Hardened and informed by past experience in dealing with bouts of plague, Malta registered the lowest death rate across all of Europe during the Spanish flu pandemic of 1918. Only eight per cent of the population was struck by the deadly and infectious bout of H1N1 strain flu between 1918 and 1919, compared to 23% of the UK. By the end of the pandemic, Malta lost 0.3 per cent of its population, compared to Samoa’s 20%, Italy’s 1.3% and Great Britain’s 0.6%. Key to Malta’s success was a widespread awareness campaign and rigorous quarantine that ensured the island suffered the smallest number of casualties.

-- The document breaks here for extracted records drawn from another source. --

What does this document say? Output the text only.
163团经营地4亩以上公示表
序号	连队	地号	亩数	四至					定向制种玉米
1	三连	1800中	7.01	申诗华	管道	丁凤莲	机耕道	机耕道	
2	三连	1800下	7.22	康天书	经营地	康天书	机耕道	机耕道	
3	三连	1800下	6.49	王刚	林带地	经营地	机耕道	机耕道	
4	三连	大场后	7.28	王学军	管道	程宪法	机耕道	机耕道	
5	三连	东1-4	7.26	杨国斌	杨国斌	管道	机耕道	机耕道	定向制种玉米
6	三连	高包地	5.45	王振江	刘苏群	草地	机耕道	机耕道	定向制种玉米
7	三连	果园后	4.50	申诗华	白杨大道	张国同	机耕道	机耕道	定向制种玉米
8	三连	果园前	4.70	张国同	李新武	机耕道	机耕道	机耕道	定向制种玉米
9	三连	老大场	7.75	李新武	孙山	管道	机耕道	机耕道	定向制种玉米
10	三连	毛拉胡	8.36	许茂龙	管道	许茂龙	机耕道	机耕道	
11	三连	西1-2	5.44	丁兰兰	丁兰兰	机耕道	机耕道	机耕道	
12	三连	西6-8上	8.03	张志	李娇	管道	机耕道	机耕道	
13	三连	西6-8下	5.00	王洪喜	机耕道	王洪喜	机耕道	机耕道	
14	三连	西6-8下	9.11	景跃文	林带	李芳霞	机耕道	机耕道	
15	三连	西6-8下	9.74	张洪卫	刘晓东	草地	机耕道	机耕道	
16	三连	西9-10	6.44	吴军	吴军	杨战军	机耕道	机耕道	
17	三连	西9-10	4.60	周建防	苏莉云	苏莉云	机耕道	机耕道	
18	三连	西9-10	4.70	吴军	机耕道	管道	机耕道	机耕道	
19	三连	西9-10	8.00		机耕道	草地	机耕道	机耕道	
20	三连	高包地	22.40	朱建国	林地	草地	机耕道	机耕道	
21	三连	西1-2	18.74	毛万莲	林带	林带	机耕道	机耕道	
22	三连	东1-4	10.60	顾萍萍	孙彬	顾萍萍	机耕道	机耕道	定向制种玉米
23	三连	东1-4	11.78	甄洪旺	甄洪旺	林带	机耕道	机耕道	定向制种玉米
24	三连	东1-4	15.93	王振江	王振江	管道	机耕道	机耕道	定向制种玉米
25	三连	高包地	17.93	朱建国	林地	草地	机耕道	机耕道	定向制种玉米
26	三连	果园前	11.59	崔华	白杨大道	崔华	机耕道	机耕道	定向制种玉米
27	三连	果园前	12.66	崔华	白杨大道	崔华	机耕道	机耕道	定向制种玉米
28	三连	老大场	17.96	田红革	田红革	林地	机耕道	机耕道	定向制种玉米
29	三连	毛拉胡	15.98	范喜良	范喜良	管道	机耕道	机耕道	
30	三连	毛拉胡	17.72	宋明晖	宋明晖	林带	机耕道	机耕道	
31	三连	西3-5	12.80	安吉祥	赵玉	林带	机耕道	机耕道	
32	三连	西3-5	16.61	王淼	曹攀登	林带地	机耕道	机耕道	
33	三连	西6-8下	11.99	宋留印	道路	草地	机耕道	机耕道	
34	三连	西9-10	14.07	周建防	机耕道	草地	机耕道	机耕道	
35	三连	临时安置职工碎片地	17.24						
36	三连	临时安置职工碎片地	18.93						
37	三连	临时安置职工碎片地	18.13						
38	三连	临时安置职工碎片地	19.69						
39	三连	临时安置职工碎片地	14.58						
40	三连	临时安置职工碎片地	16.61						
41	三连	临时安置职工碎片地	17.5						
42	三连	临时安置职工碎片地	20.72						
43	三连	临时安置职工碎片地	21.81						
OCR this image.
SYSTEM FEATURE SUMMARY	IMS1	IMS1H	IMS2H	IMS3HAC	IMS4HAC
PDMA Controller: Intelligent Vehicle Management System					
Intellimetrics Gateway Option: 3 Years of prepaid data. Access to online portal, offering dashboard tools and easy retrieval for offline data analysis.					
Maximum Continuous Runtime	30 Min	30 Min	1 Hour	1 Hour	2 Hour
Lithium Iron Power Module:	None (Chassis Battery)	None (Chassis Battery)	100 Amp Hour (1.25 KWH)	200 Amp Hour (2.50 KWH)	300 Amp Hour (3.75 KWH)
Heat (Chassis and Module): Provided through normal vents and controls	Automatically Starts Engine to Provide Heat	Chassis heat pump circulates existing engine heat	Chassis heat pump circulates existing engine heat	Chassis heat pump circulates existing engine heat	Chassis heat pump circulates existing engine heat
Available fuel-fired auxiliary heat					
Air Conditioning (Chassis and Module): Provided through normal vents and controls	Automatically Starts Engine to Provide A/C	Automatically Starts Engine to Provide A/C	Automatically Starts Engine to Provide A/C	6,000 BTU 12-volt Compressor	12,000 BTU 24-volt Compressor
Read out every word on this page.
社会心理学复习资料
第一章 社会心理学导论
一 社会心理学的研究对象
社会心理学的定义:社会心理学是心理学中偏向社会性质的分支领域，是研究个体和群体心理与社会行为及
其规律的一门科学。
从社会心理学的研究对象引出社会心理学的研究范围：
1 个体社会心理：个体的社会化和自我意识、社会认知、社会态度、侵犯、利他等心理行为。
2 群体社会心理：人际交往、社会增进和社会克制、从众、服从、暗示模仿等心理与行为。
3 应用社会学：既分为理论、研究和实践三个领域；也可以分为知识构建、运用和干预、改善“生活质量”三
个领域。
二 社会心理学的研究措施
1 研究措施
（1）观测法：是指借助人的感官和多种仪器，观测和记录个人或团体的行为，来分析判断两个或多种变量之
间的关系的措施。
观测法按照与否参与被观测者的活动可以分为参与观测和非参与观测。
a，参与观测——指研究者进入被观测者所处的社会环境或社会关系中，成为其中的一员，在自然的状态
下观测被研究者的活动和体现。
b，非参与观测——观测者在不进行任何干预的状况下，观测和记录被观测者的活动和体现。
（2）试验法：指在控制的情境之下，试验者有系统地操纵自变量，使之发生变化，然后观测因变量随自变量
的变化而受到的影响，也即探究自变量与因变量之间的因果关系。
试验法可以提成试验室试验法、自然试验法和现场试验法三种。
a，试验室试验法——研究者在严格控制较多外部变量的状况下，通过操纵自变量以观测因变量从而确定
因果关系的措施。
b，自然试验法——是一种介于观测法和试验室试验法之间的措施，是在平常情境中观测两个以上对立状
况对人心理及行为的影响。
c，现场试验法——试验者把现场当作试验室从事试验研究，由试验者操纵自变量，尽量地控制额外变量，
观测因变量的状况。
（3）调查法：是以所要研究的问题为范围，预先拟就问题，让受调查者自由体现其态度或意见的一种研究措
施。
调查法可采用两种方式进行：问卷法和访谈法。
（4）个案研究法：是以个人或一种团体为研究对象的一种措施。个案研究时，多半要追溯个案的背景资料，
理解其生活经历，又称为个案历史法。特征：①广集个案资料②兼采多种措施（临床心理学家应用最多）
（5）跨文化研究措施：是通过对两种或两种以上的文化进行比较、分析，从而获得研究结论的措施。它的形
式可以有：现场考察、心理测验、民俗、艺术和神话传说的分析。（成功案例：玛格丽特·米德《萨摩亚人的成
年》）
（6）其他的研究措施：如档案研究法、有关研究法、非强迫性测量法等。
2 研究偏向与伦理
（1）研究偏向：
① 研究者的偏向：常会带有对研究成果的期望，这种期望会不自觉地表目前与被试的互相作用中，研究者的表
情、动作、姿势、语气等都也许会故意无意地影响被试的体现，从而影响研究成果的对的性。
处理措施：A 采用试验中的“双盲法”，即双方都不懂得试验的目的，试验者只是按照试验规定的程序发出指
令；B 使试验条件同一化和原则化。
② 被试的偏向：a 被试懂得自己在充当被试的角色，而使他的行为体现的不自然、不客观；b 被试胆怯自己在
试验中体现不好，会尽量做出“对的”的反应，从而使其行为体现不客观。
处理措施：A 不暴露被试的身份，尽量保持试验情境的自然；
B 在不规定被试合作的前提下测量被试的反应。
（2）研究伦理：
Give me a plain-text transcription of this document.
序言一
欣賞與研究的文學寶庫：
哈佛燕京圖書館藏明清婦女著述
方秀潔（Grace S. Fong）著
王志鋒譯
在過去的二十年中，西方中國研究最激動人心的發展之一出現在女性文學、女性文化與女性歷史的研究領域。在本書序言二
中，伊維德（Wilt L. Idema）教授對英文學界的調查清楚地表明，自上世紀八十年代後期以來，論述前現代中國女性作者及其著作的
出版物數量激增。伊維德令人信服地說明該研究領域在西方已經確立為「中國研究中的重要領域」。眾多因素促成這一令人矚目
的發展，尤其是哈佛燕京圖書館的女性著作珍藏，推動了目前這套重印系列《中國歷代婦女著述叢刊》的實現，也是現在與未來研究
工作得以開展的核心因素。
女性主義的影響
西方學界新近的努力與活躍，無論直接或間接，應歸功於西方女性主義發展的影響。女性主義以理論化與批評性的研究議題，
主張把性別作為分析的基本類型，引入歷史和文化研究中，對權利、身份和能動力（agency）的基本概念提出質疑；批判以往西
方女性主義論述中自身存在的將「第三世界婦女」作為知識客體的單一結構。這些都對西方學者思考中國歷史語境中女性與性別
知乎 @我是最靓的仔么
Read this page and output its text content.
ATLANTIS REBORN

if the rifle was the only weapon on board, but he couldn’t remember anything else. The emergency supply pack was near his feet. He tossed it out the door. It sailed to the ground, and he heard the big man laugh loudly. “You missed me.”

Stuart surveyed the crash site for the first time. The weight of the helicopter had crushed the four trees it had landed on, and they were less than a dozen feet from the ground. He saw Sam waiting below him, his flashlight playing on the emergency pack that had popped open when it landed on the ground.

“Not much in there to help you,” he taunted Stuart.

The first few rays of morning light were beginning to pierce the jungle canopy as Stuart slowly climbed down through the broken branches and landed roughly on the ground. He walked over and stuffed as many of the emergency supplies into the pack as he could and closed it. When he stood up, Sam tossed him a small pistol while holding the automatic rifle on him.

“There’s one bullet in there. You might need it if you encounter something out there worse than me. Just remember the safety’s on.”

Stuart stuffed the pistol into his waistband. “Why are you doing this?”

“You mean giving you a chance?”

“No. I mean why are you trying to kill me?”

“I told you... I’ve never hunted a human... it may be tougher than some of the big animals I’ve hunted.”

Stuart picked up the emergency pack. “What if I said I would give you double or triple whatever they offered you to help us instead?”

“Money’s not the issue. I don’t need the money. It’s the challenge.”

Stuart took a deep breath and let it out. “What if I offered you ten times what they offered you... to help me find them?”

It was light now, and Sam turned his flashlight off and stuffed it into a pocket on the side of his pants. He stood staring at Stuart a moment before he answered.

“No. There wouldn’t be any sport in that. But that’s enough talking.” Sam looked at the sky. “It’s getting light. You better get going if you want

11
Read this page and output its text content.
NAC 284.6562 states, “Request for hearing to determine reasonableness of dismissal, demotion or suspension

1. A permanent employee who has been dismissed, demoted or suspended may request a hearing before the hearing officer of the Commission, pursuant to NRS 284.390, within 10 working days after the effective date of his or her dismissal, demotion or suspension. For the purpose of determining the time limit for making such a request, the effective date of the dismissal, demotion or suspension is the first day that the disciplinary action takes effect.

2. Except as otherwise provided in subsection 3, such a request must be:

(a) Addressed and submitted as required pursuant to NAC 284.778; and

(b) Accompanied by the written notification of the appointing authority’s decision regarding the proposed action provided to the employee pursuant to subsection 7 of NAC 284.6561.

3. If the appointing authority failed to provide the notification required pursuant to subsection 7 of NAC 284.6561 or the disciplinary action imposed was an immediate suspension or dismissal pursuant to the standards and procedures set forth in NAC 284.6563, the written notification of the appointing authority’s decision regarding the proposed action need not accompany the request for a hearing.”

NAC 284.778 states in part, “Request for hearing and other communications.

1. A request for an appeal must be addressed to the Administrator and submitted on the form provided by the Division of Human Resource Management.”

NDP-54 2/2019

At the time of the Spanish Flu, the chief government medical officer, Attilio Critien, sent a leaflet in every household warning people about complications and ways to ensure the pandemic did not spread. Among other things he advised people not to spit on the floor or in the street asked people and to stay away from work and crowded places.

The Acting Chief Government Medical Officer Albert Bernard also recommended that schools remain closed to control the spread of the Spanish Flu. The Governor also ordered that every cinema and place of entertainment to keep all premises clean and thoroughly ventilated; not to exceed maximum capacity to prevent overcrowding; to have the place disinfected at least once daily; that all schools be kept clean and ventilated; and that the Superintendent for Public Health be given powers to close down any such premises that is not kept clean.

Valuable lessons from history particularly during the Spanish Flu pandemic informed the choices made by today’s administrators
Valuable lessons from history particularly during the Spanish Flu pandemic informed the choices made by today’s administrators

Economy: Testing the limits of prudence
Kurt Sansone

Unlike the rest of the Eurozone, Malta’s economy remained with its head above the water in the first three months despite COVID-19’s shock impact.

Figures released by the National Statistics Office last month showed how the economy grew by 0.5% in the first quarter. The growth is a far cry from what the country had been experiencing but given the exceptional circumstances created by the pandemic, it signalled resilience.

When the pandemic reached Malta’s shores in the second week of March, non-essential retail outlets were shut down, schools closed and public gatherings effectively banned. But it was the closure of all overseas travel that had a major impact because it starved the country of important export cash from tourism. The economy stalled, workers were placed on shorter work weeks, some lost their jobs, and many businesses unaffected by forced closures experienced lower incomes.

Government’s first reaction to the economic crisis came on 18 March, when it announced a package made up primarily of tax deferrals and loan guarantees to help maintain business liquidity.

The first package was greeted with scepticism. Companies asked for more direct support to help them sustain wages in a situation where income dried up suddenly. Government responded a week later by introducing a wage supplement of €800 per employee per month for the hardest hit sectors.

All the while, it resisted calls from some quarters to shut factories and stop construction work. The former allowed the country to continue tapping export cash and the latter kept many people in employment, even at the risk of inconveniencing residents who were asked to remain indoors.

When restrictions were lifted with limitations, the government unveiled a recovery package to stimulate consumption and mitigate business costs for the next three months. One notable absence from the package was a lack of funds to attract tourism. All measures will be financed domestically through government bonds.

Malta also entered the crisis with a debt-to-GDP ratio of just over 40%, an improvement over the 70% plus debt the country faced in 2013. This allowed the government enough room to manoeuvre comfortably.

There is still more firepower available, including the passport cash wealth fund. The government has so far resisted using the full arsenal, arguing for prudence to safeguard public finances.

Yet, as the world navigates uncharted waters, the limits of prudence will continue being tested severely.